¿A qué saben la fe y la esperanza?, ¿a qué saben la ilusión y la alegría?, ¿a qué saben los anhelos de ver el triunfo de alguien que ya olvidó cómo lograrlo?

El dulce sabor se ha borrado, se ha olvidado. Una fecha de caducidad vino a eliminar el aroma de décadas de esas gratas caricias al paladar. Ahora empiezan a pudrirse.

El inicio de este torneo ha confundido a la afición, le creó falsas esperanzas que hoy lo aterrizan tras un pre-sueño confuso.

No era el partido más alentador, no era el rival más a modo, pero tampoco se hablaba de una exigencia mayor. Se intentó, se trabajó, pero se agotaron las ideas.

Sí, una vez más no alcanzaron las ideas, como ocurrió en el primer juego, como ocurrió en el segundo, como ocurre con todos los aficionados que tienen pensado hacer, decir o reclamar algo, pero se quedan en blanco, atónitos por la tristeza, el coraje y la desilusión.

Casi al final del encuentro, con una derrota más a punto de consumarse, los párpados empezaban a pesar, la vista comenzaba a nublarse. Y no era propiamente por el horario nocturno, era por las lágrimas de desconsuelo que una vez más, sí, por enésima vez consecutiva, se asomaban reclamando su lugar. El sabor del llanto sí ha estado muy presente.

Esas lágrimas saladas comenzaban a frustrar toda esperanza, comenzaban a ahogar las ilusiones.
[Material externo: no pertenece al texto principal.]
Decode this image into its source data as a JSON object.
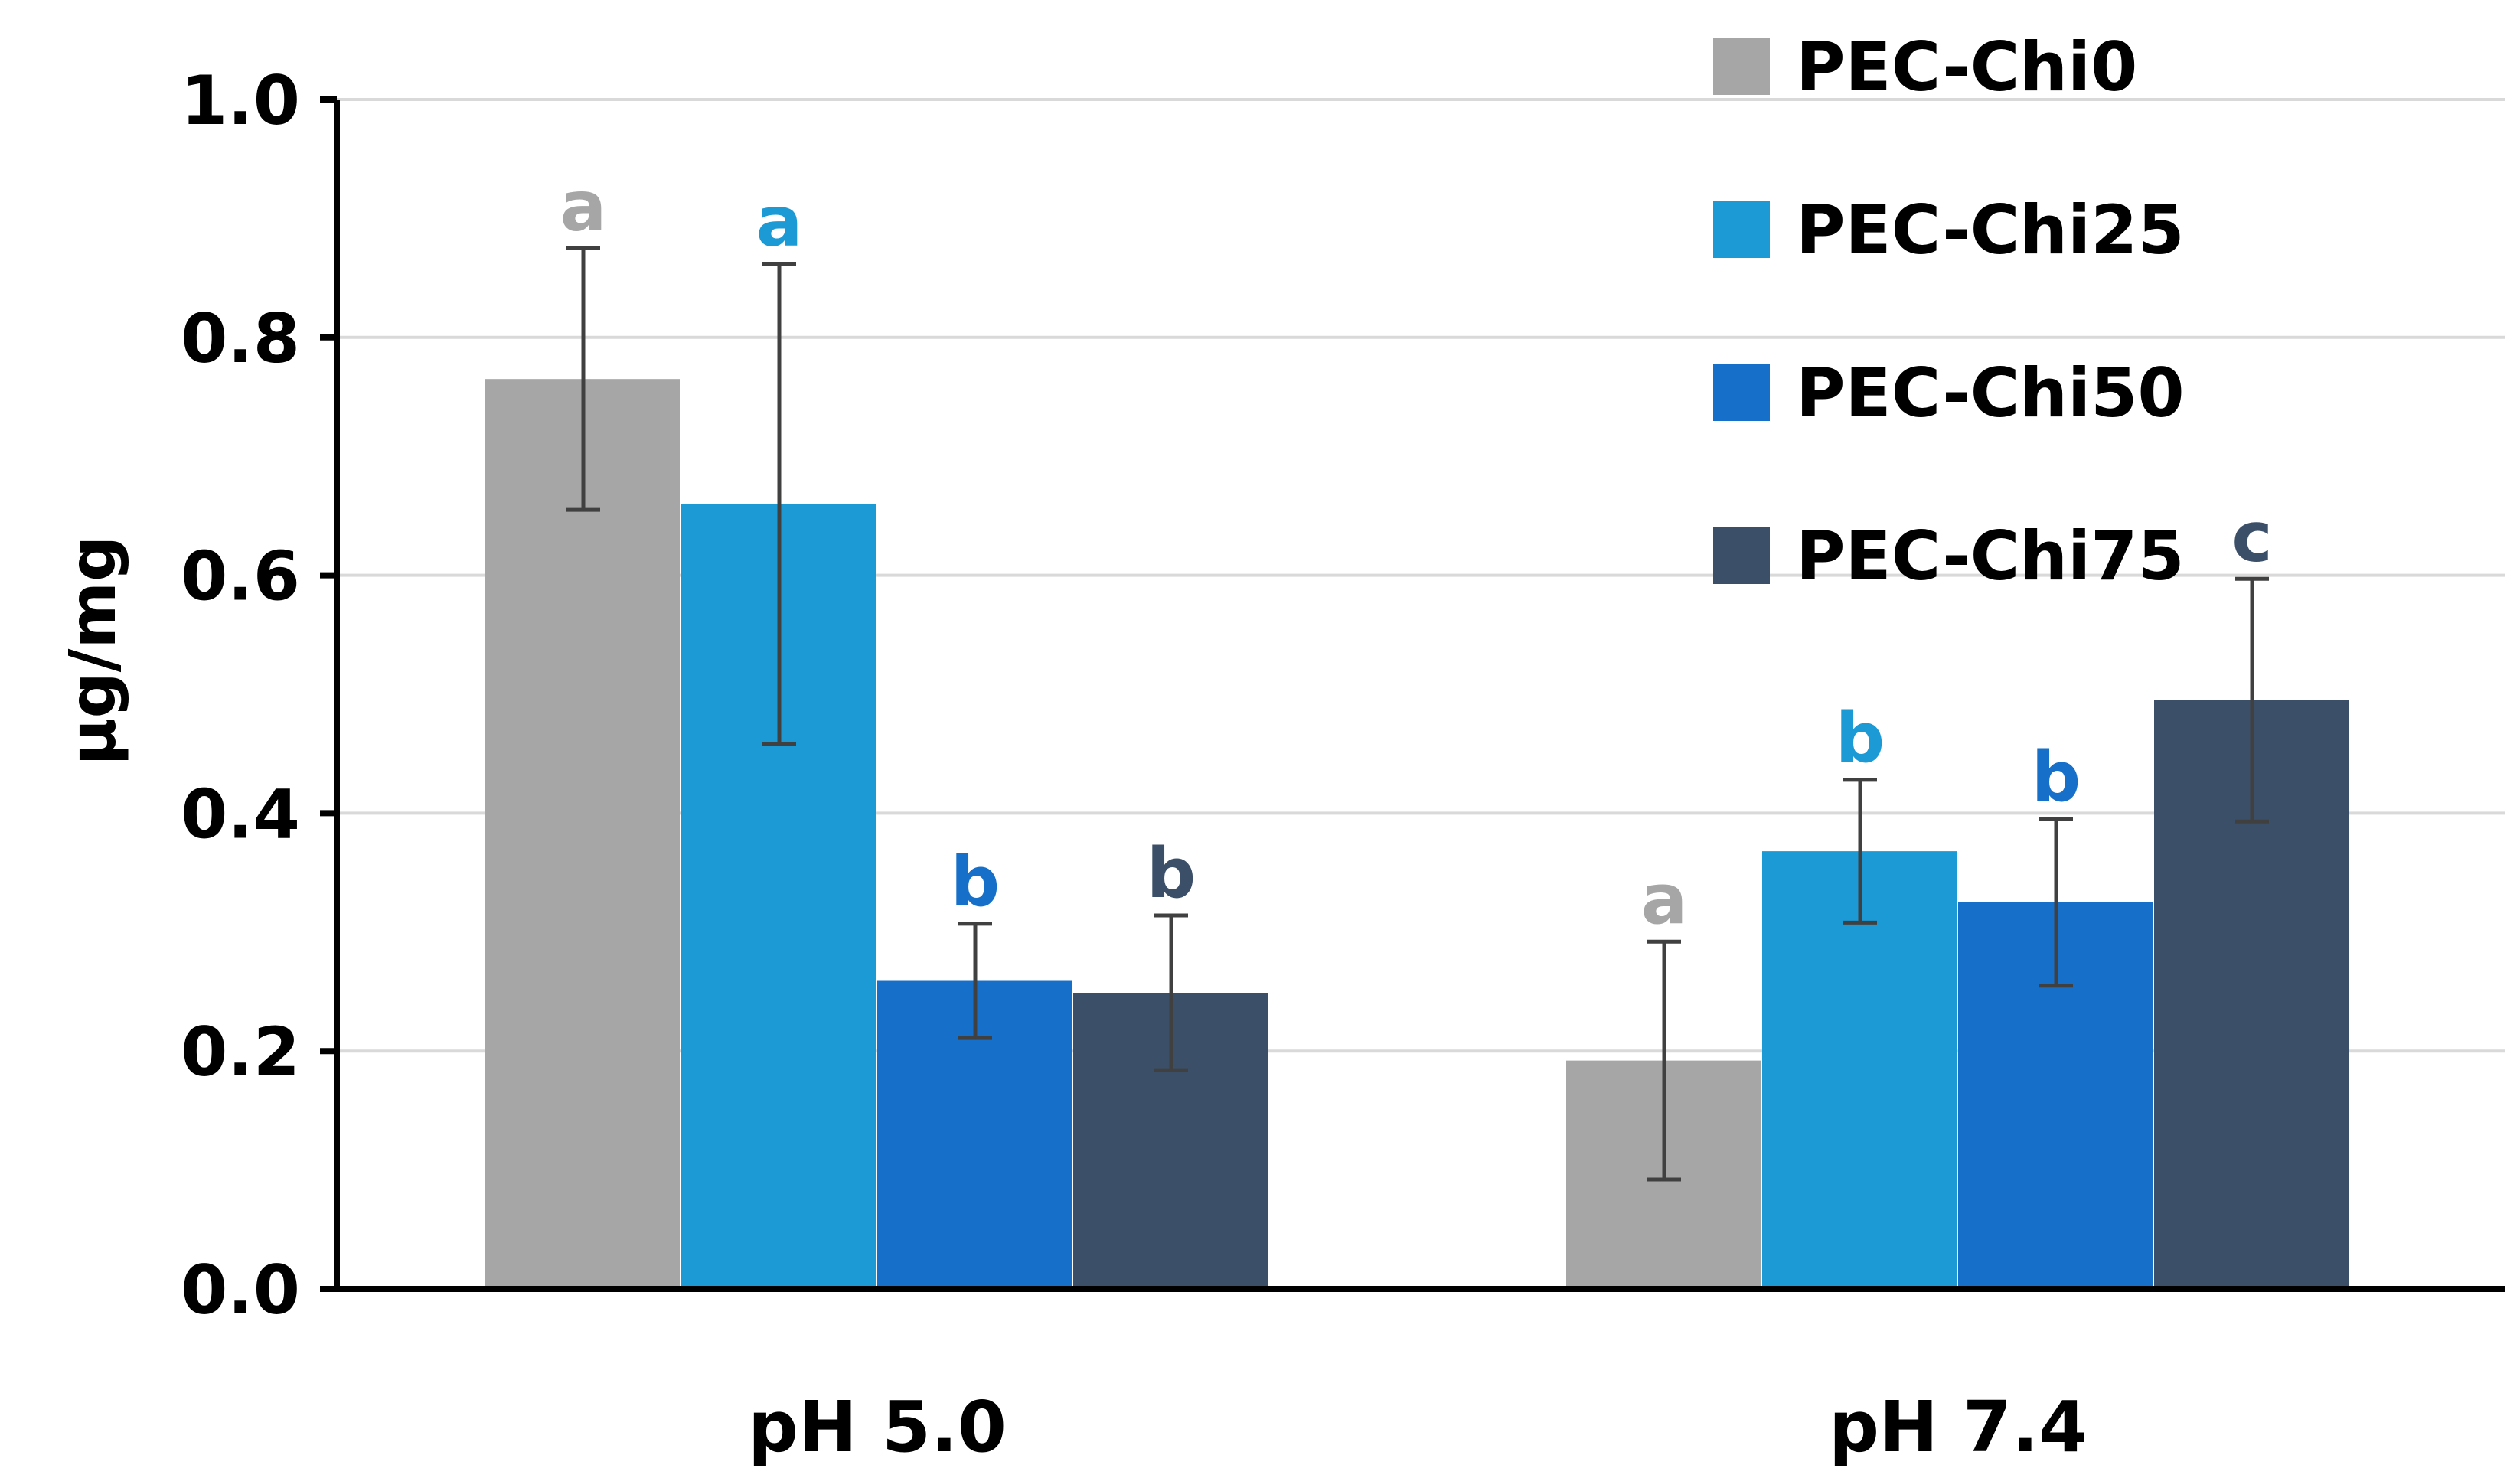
{
  "chart_data": {
    "type": "bar",
    "title": "",
    "xlabel": "",
    "ylabel": "µg/mg",
    "ylim": [
      0,
      1.0
    ],
    "yticks": [
      "0.0",
      "0.2",
      "0.4",
      "0.6",
      "0.8",
      "1.0"
    ],
    "ytick_values": [
      0.0,
      0.2,
      0.4,
      0.6,
      0.8,
      1.0
    ],
    "grid": true,
    "legend_position": "top-right",
    "categories": [
      "pH 5.0",
      "pH 7.4"
    ],
    "series": [
      {
        "name": "PEC-Chi0",
        "color": "#a6a6a6",
        "values": [
          0.765,
          0.192
        ],
        "errors": [
          0.11,
          0.1
        ],
        "labels": [
          "a",
          "a"
        ]
      },
      {
        "name": "PEC-Chi25",
        "color": "#1b9ad6",
        "values": [
          0.66,
          0.368
        ],
        "errors": [
          0.202,
          0.06
        ],
        "labels": [
          "a",
          "b"
        ]
      },
      {
        "name": "PEC-Chi50",
        "color": "#1670c9",
        "values": [
          0.259,
          0.325
        ],
        "errors": [
          0.048,
          0.07
        ],
        "labels": [
          "b",
          "b"
        ]
      },
      {
        "name": "PEC-Chi75",
        "color": "#3b5068",
        "values": [
          0.249,
          0.495
        ],
        "errors": [
          0.065,
          0.102
        ],
        "labels": [
          "b",
          "c"
        ]
      }
    ]
  }
}
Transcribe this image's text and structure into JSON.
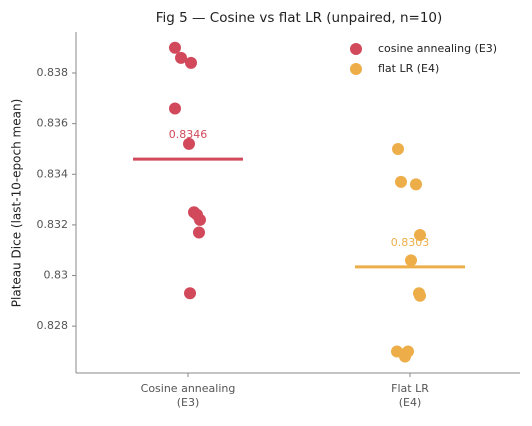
{
  "chart_data": {
    "type": "strip",
    "title": "Fig 5 — Cosine vs flat LR (unpaired, n=10)",
    "y_label": "Plateau Dice (last-10-epoch mean)",
    "categories": [
      "Cosine annealing\n(E3)",
      "Flat LR\n(E4)"
    ],
    "series": [
      {
        "name": "cosine annealing (E3)",
        "color": "#d1495b",
        "values": [
          0.839,
          0.8386,
          0.8384,
          0.8366,
          0.8352,
          0.8325,
          0.8324,
          0.8322,
          0.8317,
          0.8293
        ],
        "mean": 0.8346
      },
      {
        "name": "flat LR (E4)",
        "color": "#edae49",
        "values": [
          0.835,
          0.8337,
          0.8336,
          0.8316,
          0.8306,
          0.8293,
          0.8292,
          0.827,
          0.827,
          0.8268
        ],
        "mean": {
          "value": 0.83034,
          "label": "0.8303"
        }
      }
    ],
    "ylim": [
      0.82615,
      0.83962
    ],
    "yticks": [
      0.828,
      0.83,
      0.832,
      0.834,
      0.836,
      0.838
    ],
    "legend": "upper right"
  }
}
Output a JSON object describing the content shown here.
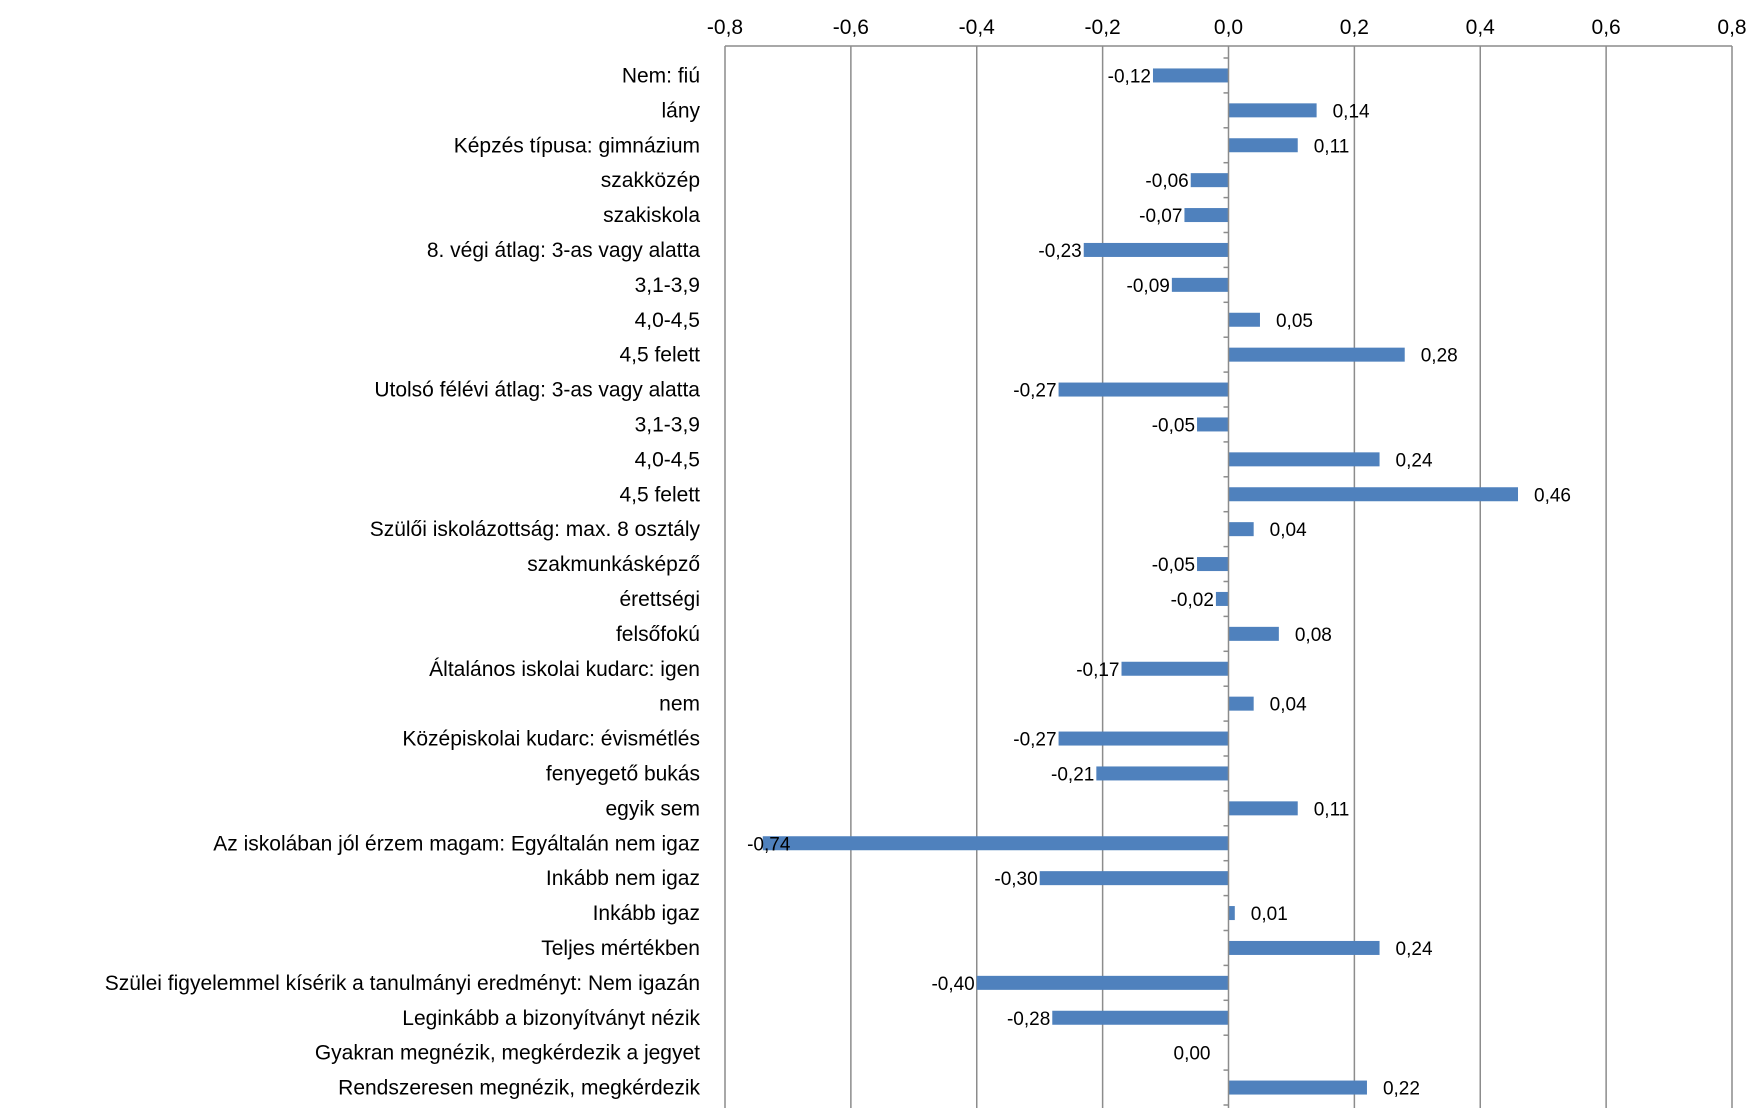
{
  "chart_data": {
    "type": "bar",
    "orientation": "horizontal",
    "title": "",
    "xlabel": "",
    "ylabel": "",
    "xlim": [
      -0.8,
      0.8
    ],
    "x_ticks": [
      -0.8,
      -0.6,
      -0.4,
      -0.2,
      0.0,
      0.2,
      0.4,
      0.6,
      0.8
    ],
    "x_tick_labels": [
      "-0,8",
      "-0,6",
      "-0,4",
      "-0,2",
      "0,0",
      "0,2",
      "0,4",
      "0,6",
      "0,8"
    ],
    "x_axis_position": "top",
    "grid": "vertical",
    "legend": "none",
    "bar_color": "#4f81bd",
    "categories": [
      "Nem: fiú",
      "lány",
      "Képzés típusa: gimnázium",
      "szakközép",
      "szakiskola",
      "8. végi átlag: 3-as vagy alatta",
      "3,1-3,9",
      "4,0-4,5",
      "4,5 felett",
      "Utolsó félévi átlag: 3-as vagy alatta",
      "3,1-3,9",
      "4,0-4,5",
      "4,5 felett",
      "Szülői iskolázottság: max. 8 osztály",
      "szakmunkásképző",
      "érettségi",
      "felsőfokú",
      "Általános iskolai kudarc: igen",
      "nem",
      "Középiskolai kudarc: évismétlés",
      "fenyegető bukás",
      "egyik sem",
      "Az iskolában jól érzem magam: Egyáltalán nem igaz",
      "Inkább nem igaz",
      "Inkább igaz",
      "Teljes mértékben",
      "Szülei figyelemmel kísérik a tanulmányi eredményt: Nem igazán",
      "Leginkább a bizonyítványt nézik",
      "Gyakran megnézik, megkérdezik a jegyet",
      "Rendszeresen megnézik, megkérdezik"
    ],
    "values": [
      -0.12,
      0.14,
      0.11,
      -0.06,
      -0.07,
      -0.23,
      -0.09,
      0.05,
      0.28,
      -0.27,
      -0.05,
      0.24,
      0.46,
      0.04,
      -0.05,
      -0.02,
      0.08,
      -0.17,
      0.04,
      -0.27,
      -0.21,
      0.11,
      -0.74,
      -0.3,
      0.01,
      0.24,
      -0.4,
      -0.28,
      0.0,
      0.22
    ],
    "value_labels": [
      "-0,12",
      "0,14",
      "0,11",
      "-0,06",
      "-0,07",
      "-0,23",
      "-0,09",
      "0,05",
      "0,28",
      "-0,27",
      "-0,05",
      "0,24",
      "0,46",
      "0,04",
      "-0,05",
      "-0,02",
      "0,08",
      "-0,17",
      "0,04",
      "-0,27",
      "-0,21",
      "0,11",
      "-0,74",
      "-0,30",
      "0,01",
      "0,24",
      "-0,40",
      "-0,28",
      "0,00",
      "0,22"
    ]
  }
}
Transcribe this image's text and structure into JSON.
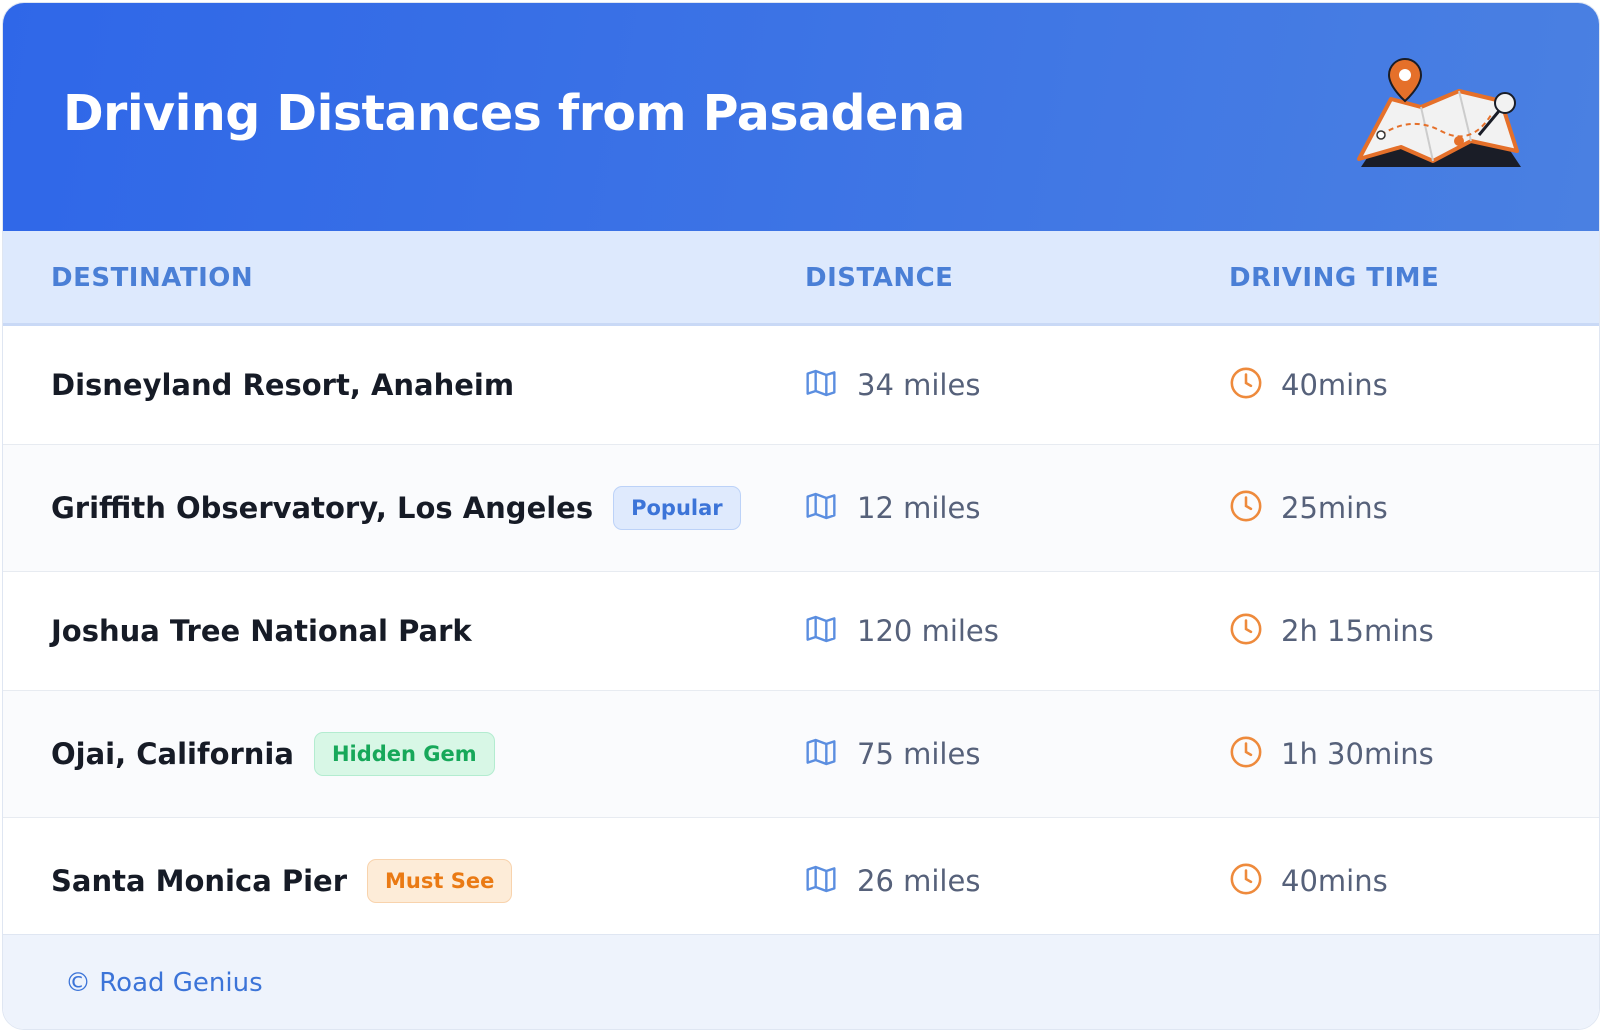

Por nueva jornada consecutiva, Necaxa había navegado en un mar de llanto, en un mar de incertidumbre y en un mar de intentos; sí, pero sin ideas.

Finalmente, la inversión extranjera de días recientes hará mucha falta, ante situaciones como las que se avecinan; pero, primero, habría que buscar una inversión de ideas nuevas y frescas, una inversión que le cambie la cara a esta moneda desgastada, que les devuelva el sabor de la ilusión, y, sobre todo, que le regrese el color a la esperanza de la afición.

Se necesitan goles, se necesita un triunfo, ah, y el equipo necesita un inversionista.